The Bachelor of Arts
- First edition
- Author: R. K. Narayan
- Language: English
- Genre: Novel
- Publisher: Nelson
- Publication date: 1937
- Publication place: India
- Media type: Print
- ISBN: 0-09-928224-0 (2000 ed.)
- OCLC: 6305101
- Dewey Decimal: 823
- LC Class: PR9499.3.N3 B3 1980
- Preceded by: Swami and Friends
- Followed by: The English Teacher

= The Bachelor of Arts =

Novel

The Bachelor of Arts (1937) is a novel written by R. K. Narayan. It is the second book of a trilogy that begins with Swami and Friends and ends with The English Teacher. It is again set in Malgudi, the fictional town Narayan invented for his novels.

== Plot summary ==

The story follows the coming-of-age of Chandran, a young upper-middle class college graduate into adulthood. Chandran falls in love with Malathi, who he desires to marry. Their relationship is rejected by her parents as Chandran's horoscope describes him as having a Mangala Dosha – a superstition in which a marriage to a non-Manglik, Malathi, would lead to her early death. Malathi is then married to someone else.

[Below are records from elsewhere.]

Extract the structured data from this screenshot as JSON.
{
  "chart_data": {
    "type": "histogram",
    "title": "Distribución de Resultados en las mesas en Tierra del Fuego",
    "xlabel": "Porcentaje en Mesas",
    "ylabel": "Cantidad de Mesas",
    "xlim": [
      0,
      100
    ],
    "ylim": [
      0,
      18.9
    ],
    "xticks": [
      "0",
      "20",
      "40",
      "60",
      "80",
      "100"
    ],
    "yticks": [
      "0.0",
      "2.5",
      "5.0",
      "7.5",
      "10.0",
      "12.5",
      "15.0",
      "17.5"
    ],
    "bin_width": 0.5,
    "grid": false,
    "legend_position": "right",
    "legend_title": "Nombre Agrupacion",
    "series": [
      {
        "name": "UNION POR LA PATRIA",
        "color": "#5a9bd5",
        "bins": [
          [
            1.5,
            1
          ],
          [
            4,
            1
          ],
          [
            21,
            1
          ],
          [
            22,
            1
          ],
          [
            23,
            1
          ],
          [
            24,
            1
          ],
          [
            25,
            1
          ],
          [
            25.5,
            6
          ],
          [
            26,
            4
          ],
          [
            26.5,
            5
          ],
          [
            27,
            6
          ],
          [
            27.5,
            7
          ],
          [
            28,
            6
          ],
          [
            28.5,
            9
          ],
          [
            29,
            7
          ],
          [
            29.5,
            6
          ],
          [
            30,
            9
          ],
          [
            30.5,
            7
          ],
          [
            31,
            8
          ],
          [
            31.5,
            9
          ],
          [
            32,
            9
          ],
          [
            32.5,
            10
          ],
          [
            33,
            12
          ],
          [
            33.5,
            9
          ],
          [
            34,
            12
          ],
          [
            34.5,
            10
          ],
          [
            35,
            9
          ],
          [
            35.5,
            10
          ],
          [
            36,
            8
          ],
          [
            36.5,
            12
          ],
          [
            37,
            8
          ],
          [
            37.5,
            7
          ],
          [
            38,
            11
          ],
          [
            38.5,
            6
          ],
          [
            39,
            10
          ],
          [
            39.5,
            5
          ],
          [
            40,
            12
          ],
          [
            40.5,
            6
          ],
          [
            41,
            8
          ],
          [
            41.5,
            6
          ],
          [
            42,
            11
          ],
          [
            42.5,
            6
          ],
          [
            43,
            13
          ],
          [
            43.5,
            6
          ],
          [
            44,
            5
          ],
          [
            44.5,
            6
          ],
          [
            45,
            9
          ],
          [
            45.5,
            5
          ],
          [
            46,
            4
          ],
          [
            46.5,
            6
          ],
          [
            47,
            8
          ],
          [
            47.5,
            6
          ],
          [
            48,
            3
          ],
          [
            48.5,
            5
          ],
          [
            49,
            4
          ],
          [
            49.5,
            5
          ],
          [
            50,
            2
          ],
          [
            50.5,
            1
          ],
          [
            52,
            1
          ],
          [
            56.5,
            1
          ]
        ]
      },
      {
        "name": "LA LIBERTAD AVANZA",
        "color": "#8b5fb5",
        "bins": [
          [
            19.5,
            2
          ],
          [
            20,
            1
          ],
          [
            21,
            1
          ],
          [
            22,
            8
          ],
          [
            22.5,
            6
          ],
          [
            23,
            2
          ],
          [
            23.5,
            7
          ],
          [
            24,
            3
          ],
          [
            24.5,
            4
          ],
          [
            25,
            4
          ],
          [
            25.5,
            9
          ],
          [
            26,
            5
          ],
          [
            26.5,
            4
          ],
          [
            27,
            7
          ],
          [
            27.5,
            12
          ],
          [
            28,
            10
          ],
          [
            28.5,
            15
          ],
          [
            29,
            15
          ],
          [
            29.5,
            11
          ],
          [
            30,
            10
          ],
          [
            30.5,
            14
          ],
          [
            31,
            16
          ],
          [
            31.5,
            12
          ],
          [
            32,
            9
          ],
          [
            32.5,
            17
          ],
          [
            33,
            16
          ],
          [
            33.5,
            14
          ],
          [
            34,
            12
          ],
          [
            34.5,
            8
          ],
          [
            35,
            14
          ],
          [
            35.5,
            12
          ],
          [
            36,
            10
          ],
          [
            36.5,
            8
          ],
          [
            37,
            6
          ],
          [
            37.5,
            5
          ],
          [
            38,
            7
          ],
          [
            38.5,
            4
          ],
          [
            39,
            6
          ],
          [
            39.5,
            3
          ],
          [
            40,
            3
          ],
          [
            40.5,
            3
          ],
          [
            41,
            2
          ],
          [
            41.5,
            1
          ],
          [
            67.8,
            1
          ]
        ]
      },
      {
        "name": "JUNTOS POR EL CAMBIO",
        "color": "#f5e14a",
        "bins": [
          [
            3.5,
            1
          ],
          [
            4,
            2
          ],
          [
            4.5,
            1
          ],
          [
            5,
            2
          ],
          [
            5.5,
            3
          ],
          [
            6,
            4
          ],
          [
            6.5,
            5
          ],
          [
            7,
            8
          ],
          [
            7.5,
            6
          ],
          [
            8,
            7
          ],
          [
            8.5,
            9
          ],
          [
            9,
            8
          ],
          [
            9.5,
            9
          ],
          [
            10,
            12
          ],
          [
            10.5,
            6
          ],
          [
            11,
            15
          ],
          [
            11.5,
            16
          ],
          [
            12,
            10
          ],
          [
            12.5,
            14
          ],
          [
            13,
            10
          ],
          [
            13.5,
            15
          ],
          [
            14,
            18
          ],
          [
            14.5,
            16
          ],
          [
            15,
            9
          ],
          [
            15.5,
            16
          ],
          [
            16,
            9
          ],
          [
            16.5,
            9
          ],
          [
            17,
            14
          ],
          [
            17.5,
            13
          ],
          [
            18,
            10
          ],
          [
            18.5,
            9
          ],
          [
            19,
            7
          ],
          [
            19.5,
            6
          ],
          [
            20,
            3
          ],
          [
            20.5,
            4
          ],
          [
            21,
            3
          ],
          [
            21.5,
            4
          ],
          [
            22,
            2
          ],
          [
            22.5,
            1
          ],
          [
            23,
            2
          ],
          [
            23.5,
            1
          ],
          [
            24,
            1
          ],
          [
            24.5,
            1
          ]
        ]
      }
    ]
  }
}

Heartbroken, Chandran goes to Madras and lives on the streets. Disillusioned, Chandran embraces a nomadic life, becoming a Sanyasi and renouncing his life of worldly pursuits. Along his journey, Chandran is misunderstood as a great sage by the villagers he meets. After eight months, Chandran rouses to his senses, remembering his parents. He returns home, finding employment as a newsagent.

Despite his return home, Chandran still obsesses over Malathi. His father comes to him with a proposal of marriage to another girl, Sushila. Chandran is initially skeptical about finding love again, but later decides to meet her. Chandran falls in love with Sushila at first sight.